これらが頭打ちし、道路の新規建設、増強どころか維持費の確保も
難しくなりつつあるのです。

  そして大気汚染です。ご本人が案内してくれた、石油王ジャン・
ポール・ゲティが残した遺産で建設・運営されているJ・ポール・ゲ
ティ美術館のある小高い丘からロスの都心方向を眺めました。汚れ
た大気で都心の高層ビル群が霞んで見えました。

 J・ポール・ゲティ美術館
https://ja.wikipedia.org/wiki/J%E3%83%BB%E3%83%9D%E3%83%BC%E3%83%AB%E3%83%BB%E3%82%B2%E3%83%86%E3%82%A3%E7%BE%8E%E8%A1%93%E9%A4%A8

  次のようなニュースがあります。
  大気汚染:LAとロングビーチが最悪 (2015年5月1日)全米肺協
会が4月29日に発表した最新の調査結果によると、ロサンゼルス、ロ
ングビーチを含む南カリフォルニア地区が全米でもっとも大気が汚染
されている地域であることが分かった。(ここでLA=ロス・アンジェ
ルスの略号です)。

 1.3 通学と高齢者対応

  米国では州によって差異はありますが、概ね自動車運転免許証は
16歳から取得できるとの事。今や米国は高校まで義務教育だそうで
、高校生の通学のために16歳から免許資格を与えているとのこと、
さぞや事故も多いことでしょう。
 また、ロス付近は、自動車なくしては生活出来ない地域ですが、
自動車の運転が難しくなった高齢者への配慮など交通弱者対策をど
うするのか、あまり情報を得る時間はありませんでした。最近研究
開発が進んでいる自動運転技術もまだ、先のことでしょうし、根本
的解決になるのでしょうか。

 1.4 路面電車の廃止と地下鉄路線

 私が主宰しています「地球に謙虚に運動」のホームページの代表
発信欄のN.023 (2007/04/14)に 「路面電車を崩壊させた米自動車
メーカー」という一文を掲載しています。http://www5f.biglobe.ne.jp/~kenkyoni/
 これは、米国出身でコンピューターソフト会社■アシストの会長
トッテン、ビル氏から伺った話をベースにしています。トッテン氏
は2006年9月、日本に帰化されています。
https://ja.wikipedia.org/wiki/%E3%83%93%E3%83%AB%E3%83%BB%E3%83%88%E3%83%83%E3%83%86%E3%83%B3

 概略、下記のような内容です。
 1930年代、ロサンゼルスの空気は年間を通じていつも澄んでいま
した。当時は静かで汚れを出さない3,000両の路面電車が各地区間
で年間8,000万人もの人々を輸送していたのです。 
 ロサンゼルスは自動車ではなく電車が発達していたために、今よ
りもきれいな環境の中で栄えていたといえましょう。
 ところが、ゼネラルモーターズ(GM)をリーダーとする、石油会社
、タイヤ会社、自動車メーカーなどが結託して鉄道システムを崩壊
させたというのです。

 路面電車網は廃止されてしまいましたが、地下鉄網(地上&高架
のLRT線を含む)は1990年頃から整備されつつあります。

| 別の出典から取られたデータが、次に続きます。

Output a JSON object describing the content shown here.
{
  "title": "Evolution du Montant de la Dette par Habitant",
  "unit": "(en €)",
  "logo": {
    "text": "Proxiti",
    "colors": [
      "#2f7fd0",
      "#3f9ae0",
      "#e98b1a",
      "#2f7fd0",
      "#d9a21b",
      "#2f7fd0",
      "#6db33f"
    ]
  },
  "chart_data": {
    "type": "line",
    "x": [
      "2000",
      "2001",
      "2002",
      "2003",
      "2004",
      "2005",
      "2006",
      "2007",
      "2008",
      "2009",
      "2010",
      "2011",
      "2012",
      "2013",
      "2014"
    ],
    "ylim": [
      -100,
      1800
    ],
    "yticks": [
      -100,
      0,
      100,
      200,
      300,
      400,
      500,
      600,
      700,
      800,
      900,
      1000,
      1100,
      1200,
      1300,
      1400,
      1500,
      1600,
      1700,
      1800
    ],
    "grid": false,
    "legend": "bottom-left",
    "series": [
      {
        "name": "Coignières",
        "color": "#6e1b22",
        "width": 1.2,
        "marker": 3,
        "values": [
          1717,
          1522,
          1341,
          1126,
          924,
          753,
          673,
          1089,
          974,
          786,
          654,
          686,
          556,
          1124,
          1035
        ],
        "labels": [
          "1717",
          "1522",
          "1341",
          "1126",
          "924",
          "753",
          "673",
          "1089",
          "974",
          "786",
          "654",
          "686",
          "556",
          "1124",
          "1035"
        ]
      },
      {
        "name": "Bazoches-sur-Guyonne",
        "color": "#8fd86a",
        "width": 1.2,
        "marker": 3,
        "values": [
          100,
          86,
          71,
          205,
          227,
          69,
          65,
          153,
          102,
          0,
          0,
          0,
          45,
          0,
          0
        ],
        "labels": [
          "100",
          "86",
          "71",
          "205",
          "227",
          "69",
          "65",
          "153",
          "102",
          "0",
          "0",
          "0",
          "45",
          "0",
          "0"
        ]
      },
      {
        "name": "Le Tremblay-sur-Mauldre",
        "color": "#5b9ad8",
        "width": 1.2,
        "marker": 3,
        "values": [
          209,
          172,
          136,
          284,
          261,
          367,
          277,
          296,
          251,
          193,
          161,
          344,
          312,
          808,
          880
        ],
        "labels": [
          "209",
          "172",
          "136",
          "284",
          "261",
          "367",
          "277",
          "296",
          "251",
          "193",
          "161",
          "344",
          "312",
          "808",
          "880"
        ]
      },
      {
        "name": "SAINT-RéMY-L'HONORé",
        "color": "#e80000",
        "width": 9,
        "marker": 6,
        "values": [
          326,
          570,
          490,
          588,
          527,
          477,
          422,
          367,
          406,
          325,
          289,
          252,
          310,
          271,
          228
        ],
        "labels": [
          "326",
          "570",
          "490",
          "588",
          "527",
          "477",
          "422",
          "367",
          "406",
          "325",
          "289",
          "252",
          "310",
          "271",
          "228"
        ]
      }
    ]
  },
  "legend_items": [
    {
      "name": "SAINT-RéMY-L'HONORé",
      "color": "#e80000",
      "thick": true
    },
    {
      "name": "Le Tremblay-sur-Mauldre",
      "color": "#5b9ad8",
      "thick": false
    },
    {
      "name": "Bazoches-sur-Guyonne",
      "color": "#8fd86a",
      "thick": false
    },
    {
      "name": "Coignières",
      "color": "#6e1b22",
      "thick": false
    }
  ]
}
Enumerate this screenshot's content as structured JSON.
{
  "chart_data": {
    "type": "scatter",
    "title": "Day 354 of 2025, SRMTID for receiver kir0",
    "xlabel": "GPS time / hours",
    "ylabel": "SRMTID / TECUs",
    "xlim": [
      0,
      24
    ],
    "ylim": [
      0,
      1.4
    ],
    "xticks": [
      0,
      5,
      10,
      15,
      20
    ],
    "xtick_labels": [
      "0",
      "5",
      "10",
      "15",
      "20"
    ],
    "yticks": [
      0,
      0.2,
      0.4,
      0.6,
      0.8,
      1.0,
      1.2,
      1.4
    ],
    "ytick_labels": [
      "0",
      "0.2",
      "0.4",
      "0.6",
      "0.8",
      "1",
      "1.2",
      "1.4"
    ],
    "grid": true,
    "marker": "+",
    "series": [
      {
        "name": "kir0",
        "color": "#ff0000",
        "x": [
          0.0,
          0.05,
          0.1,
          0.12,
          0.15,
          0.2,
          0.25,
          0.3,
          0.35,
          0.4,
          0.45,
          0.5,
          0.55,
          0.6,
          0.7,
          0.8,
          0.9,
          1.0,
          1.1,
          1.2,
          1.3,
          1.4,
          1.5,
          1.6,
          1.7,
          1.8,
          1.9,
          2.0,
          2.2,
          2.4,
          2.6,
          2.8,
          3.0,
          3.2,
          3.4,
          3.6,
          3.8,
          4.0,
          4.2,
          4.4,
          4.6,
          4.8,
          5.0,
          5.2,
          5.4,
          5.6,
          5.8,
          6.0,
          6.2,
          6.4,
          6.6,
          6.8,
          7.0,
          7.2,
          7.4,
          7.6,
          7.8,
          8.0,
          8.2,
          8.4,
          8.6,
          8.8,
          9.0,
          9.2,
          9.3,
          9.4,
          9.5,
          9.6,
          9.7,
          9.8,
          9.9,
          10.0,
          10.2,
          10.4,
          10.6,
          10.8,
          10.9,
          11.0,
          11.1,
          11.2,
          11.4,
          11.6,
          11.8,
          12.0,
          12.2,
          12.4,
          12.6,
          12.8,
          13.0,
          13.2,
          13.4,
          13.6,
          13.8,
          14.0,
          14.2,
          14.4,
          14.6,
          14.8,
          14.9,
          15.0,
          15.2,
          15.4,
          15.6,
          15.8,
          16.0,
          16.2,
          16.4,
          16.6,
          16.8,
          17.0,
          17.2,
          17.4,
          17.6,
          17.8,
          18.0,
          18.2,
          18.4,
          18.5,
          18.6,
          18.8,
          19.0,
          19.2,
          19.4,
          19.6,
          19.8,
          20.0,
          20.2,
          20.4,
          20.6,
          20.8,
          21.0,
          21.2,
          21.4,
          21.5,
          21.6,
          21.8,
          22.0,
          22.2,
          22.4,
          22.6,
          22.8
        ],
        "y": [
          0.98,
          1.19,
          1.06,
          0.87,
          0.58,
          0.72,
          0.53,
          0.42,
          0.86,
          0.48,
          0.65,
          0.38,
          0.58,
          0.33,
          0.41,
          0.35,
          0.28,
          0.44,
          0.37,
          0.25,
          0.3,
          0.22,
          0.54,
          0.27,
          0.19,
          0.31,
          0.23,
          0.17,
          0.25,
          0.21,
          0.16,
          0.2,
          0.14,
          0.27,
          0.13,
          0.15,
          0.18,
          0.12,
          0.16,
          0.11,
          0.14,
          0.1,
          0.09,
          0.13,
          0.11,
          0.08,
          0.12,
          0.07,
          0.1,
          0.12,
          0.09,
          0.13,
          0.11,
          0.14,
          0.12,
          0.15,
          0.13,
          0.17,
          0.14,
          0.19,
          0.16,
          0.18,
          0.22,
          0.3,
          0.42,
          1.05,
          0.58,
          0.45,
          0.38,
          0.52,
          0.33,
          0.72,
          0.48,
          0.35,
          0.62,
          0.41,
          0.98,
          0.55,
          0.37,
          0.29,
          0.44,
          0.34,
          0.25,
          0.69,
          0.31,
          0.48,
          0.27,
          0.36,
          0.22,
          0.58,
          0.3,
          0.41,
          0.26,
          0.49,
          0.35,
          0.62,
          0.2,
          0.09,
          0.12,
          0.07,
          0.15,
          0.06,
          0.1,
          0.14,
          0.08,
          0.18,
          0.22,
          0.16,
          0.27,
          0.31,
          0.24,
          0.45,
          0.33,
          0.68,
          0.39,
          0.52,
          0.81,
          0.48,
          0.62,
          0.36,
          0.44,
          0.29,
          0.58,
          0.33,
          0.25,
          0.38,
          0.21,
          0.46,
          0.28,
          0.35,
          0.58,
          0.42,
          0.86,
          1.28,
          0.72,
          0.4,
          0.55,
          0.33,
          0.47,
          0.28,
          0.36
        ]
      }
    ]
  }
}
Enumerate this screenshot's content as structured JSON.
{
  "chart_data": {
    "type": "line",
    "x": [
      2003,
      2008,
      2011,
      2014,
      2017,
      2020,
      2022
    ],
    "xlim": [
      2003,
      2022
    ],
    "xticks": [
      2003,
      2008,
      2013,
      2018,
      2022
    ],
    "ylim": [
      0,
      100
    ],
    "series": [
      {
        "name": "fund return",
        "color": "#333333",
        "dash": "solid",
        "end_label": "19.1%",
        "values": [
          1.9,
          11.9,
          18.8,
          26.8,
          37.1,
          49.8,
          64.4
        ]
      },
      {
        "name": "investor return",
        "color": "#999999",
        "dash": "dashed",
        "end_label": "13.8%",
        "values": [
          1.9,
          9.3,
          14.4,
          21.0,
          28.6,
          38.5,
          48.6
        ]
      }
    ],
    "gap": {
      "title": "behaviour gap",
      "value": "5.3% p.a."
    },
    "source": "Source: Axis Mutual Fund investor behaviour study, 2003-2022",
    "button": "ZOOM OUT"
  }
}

今回地下鉄
に乗る機会と時間はありませんでしたが、Wikipediaには路線図と車
両写真が掲載されていました。
 
  地下鉄の建設・運営組織は、ロサンゼルス郡都市圏交通局=LACMTA
であり、交通事業者としては、アメリカ合衆国として二番目の規模
を誇り、その運営地域は1433平方マイル≒3670平方キロ、ピーク時
に運行するバスの台数は2000台にのぼるとのことです(Wikipedia情報)。
  地下鉄路線(地上&高架のLRT線を含む)は、同じくWikipediaに
よれば、2009年時点で営業中の路線数は5路線、駅数は79駅のようで
、その内レッドラインとパープルラインは5駅を共用しています。利
用者数は一部公表されていませんが、かつての路面電車以上の利用
客数はあるでしょう。

  また、工事中の2路線があり、2014年に連邦政府がパープルライン
に総額12億5千万ドルの補助金と8億56百万ドルの低利ローンを交付
しています。国も都市交通には鉄道が必要との認識を持つに至って
いるようです。
ただ、上述のノードシュトロームご夫妻によれば、今までニューヨ
ーク&ワシントンDCに居住したことがあり、そちらでは地下鉄を大
いに利用したが、ロス・アンジェルス近郊に住むようになってから
は、一度も地下鉄に乗ったことがないとのことでした。Wikipediaの
情報から推計しますと、路線延長は131キロで年間利用客数7,400万
人≒1日僅か20万人です。130キロの路線なら1日少なくとも200万人
が欲しいところですね。

  自動車オンリーで生活できる便利な街、言い換えれば、自動車無
しでは生活できない街、それが広域ロス・アンジェルス地区なので
しょう。

 道路混雑とそれによる時間ロス、貴重な都市空間に道路、駐車場
、自動車整備工場、給油所等に供される多大な面積&体積、膨大な
石油消費、それに伴う炭酸ガスなど地球温暖化ガスの排出、そして
健康を害する大気汚染、大量に発生する交通事故さらには高齢者も
自動車を手放せない生活空間等、深刻なマイナス面を自動車依存社
会は、もたらしていると改めて感じました。